Dokter Tommy menuturkan, di area luar negeri seperti Malaysia, partisipan PPDS digaji senilai Rp15 juta. Sementara itu, pada waktu pengalamannya training dalam Singapura, dr Tommy digaji 2.650 dolar Singapura atau kurang lebih banyak Rp31,4 juta. Sedangkan pada Indonesia, kontestan PPDS tidak ada digaji sebanding sekali.

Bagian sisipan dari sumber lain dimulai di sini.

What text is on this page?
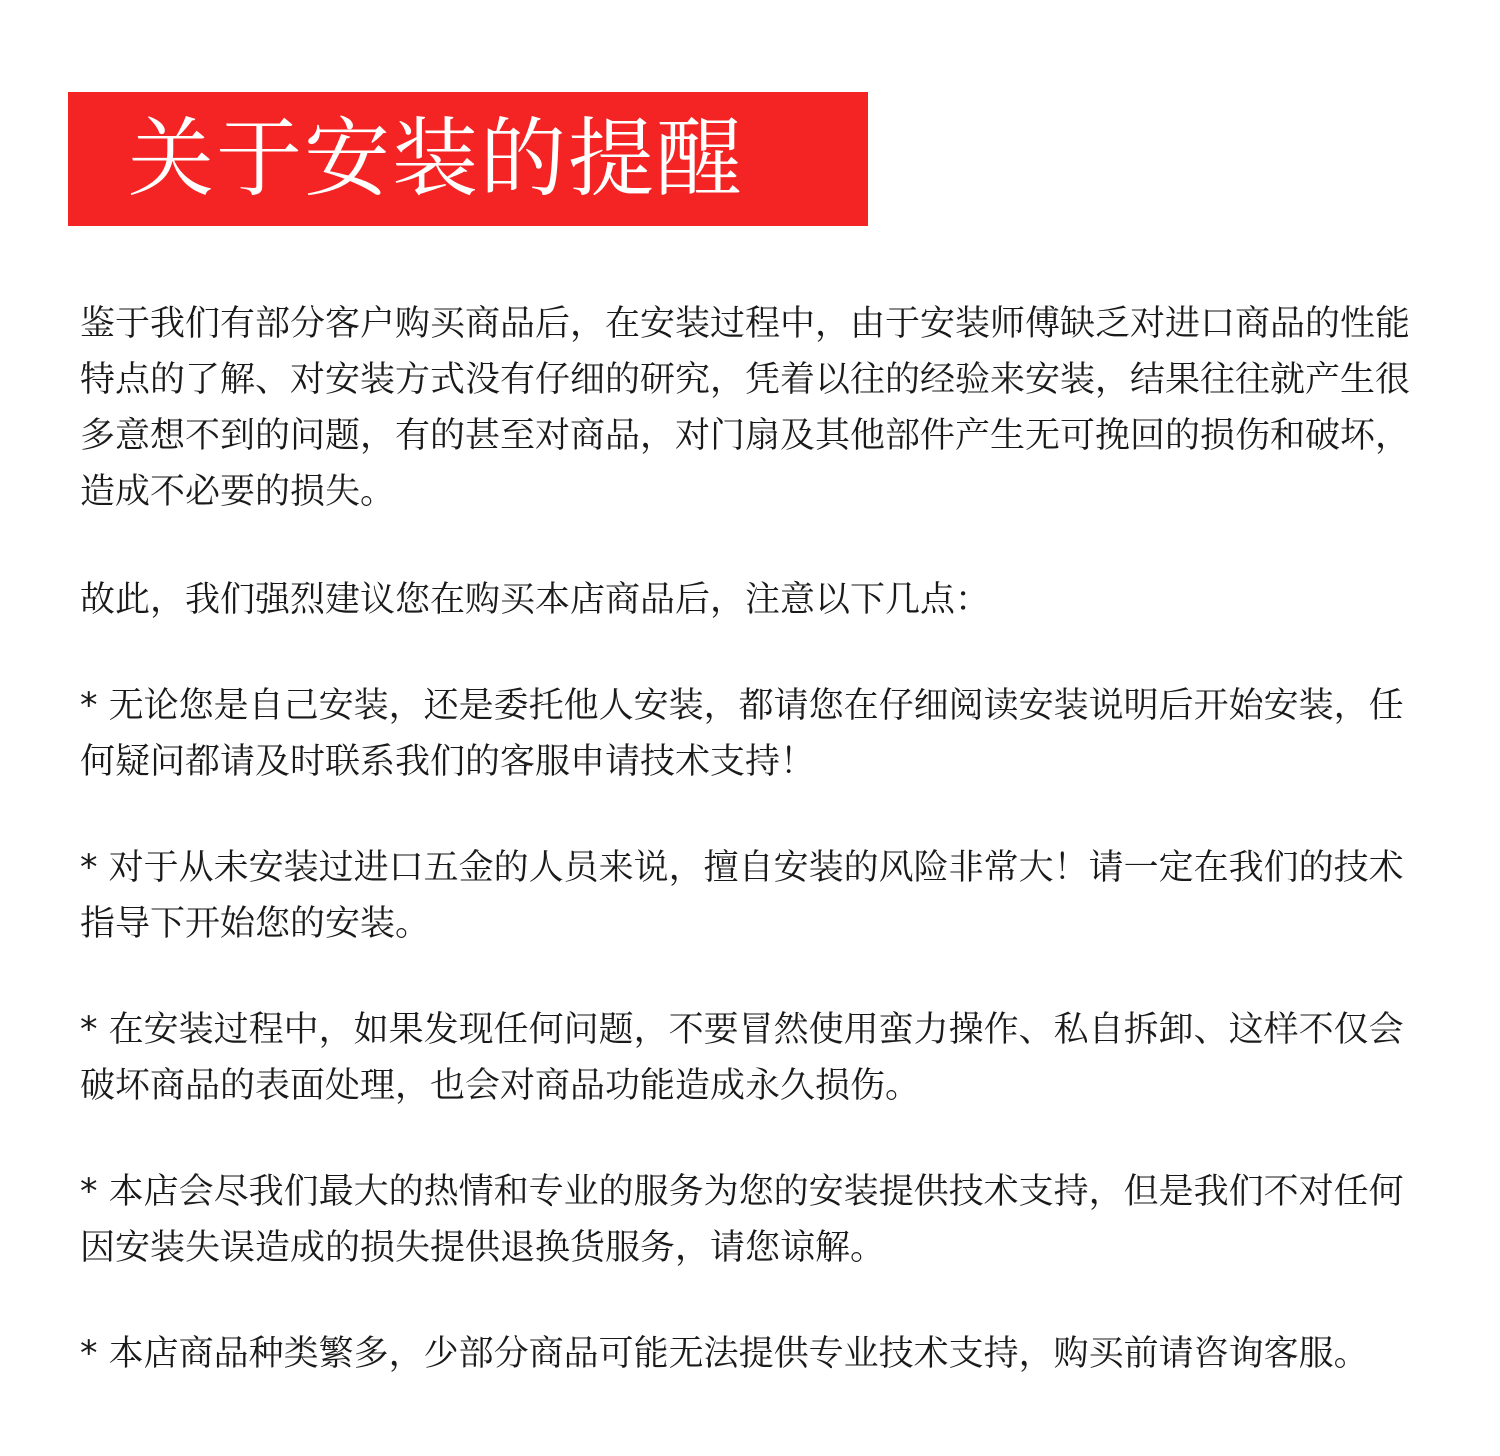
关于安装的提醒

鉴于我们有部分客户购买商品后，在安装过程中，由于安装师傅缺乏对进口商品的性能特点的了解、对安装方式没有仔细的研究，凭着以往的经验来安装，结果往往就产生很多意想不到的问题，有的甚至对商品，对门扇及其他部件产生无可挽回的损伤和破坏，造成不必要的损失。

故此，我们强烈建议您在购买本店商品后，注意以下几点：

* 无论您是自己安装，还是委托他人安装，都请您在仔细阅读安装说明后开始安装，任何疑问都请及时联系我们的客服申请技术支持！

* 对于从未安装过进口五金的人员来说，擅自安装的风险非常大！请一定在我们的技术指导下开始您的安装。

* 在安装过程中，如果发现任何问题，不要冒然使用蛮力操作、私自拆卸、这样不仅会破坏商品的表面处理，也会对商品功能造成永久损伤。

* 本店会尽我们最大的热情和专业的服务为您的安装提供技术支持，但是我们不对任何因安装失误造成的损失提供退换货服务，请您谅解。

* 本店商品种类繁多，少部分商品可能无法提供专业技术支持，购买前请咨询客服。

“Ini harus jadi poin oleh Kemenkes ataupun Kemendikbud dan juga rumah sakit vertikalnya. Utamanya untuk memberikan pendapatan pada PPDS,” tandasnya.
Dokter Tommy menekankan, PPDS harus digaji dikarenakan merekan bekerja, bukanlah peserta didik kedokteran yang sedang koas.
“PPDS harus digaji, lantaran tiada manusiawi sekali kalau tidak ada digaji. Mereka bkerja, tidak tidak ada bekerja. Mereka bukanlah siswa kedokteran koas, dia bekerja, jadi asisten operasi, memeriksa pasien, mengatur pelayanan. Dengan begitu, ketika lulus paripurna atau mampu memeriksa pasien dengan baik,” ungkapnya.
Namun, dr Tommy menyebut, pemberian upah untuk partisipan PPDS tidak ada bisa jadi diberikan dari keuangan rumah sakit vertikal, diambil dari dokter penanggung jawab pasien atau konsulen.
“Simulasi keuangan mengungkapkan kalau PPDS semata-mata digaji dari rumah sakit vertikal atau rumah sakit pendidikan, kolpas rumah sakit pendidikannya di beberapa bulan, sehingga perlu dicarikan skema yang baik agar PPDS ini dapat diberikan gaji,” tandasnya.